Including drink driving, alcohol-induced violence and abuse, and a multitude of diseases and disorders, alcohol causes one in 20 deaths globally every year, the UN health agency said.
“This actually translates into one death every 10 seconds,” Shekhar Saxena, who heads the WHO’s Mental Health and Substance Abuse department, told reporters in Geneva.
Alcohol caused some 3.3 million deaths in 2012, WHO said, equivalent to 5.9 per cent of global deaths (7.6 per cent for men and 4.0 per cent for women).

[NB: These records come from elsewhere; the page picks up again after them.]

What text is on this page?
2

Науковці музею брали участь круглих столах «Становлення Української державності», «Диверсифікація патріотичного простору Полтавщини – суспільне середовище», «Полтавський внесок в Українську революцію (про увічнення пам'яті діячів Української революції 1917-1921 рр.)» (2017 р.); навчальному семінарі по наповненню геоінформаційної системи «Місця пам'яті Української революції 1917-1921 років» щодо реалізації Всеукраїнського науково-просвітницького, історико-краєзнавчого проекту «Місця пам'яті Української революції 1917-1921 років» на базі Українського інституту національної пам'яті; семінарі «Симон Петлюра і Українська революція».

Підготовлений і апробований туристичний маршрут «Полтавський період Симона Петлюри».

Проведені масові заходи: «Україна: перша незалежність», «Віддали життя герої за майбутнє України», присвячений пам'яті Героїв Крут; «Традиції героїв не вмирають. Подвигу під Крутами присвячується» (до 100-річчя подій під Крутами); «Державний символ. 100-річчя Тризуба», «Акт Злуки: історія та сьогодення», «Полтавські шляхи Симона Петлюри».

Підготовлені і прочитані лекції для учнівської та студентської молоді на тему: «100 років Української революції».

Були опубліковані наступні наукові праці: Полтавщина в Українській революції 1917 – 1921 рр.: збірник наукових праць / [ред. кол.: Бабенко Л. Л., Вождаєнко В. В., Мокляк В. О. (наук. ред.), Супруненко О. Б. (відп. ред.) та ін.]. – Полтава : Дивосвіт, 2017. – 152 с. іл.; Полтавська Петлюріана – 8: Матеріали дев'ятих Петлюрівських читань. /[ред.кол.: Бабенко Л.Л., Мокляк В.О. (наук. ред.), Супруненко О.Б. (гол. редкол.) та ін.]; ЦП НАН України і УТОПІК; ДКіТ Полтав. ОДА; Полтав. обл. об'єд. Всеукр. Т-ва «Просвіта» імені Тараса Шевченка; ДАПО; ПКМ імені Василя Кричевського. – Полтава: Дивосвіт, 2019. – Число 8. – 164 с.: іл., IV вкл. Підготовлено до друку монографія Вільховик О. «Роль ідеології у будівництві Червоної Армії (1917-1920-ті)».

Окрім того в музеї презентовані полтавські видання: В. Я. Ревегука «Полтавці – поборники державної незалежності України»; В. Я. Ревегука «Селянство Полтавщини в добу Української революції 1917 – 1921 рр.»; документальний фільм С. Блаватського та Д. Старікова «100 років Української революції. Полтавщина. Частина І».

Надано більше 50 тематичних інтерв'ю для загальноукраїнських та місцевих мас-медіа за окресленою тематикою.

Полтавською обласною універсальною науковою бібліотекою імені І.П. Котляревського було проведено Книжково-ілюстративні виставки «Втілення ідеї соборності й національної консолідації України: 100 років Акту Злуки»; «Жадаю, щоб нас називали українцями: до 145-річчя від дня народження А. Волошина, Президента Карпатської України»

In comparison, HIV/AIDS is responsible for 2.8 per cent, tuberculosis causes 1.7 per cent of deaths and violence is responsible for just 0.9 per cent, the study showed.
More people in countries where alcohol consumption has traditionally been low, like China and India, are also increasingly taking up the habit as their wealth increases, it said.
“More needs to be done to protect populations from the negative health consequences of alcohol consumption,” Oleg Chestnov of the WHO’s Noncommunicable Diseases and Mental Health unit said in a statement launching a massive report on global alcohol consumption and its impact on public health.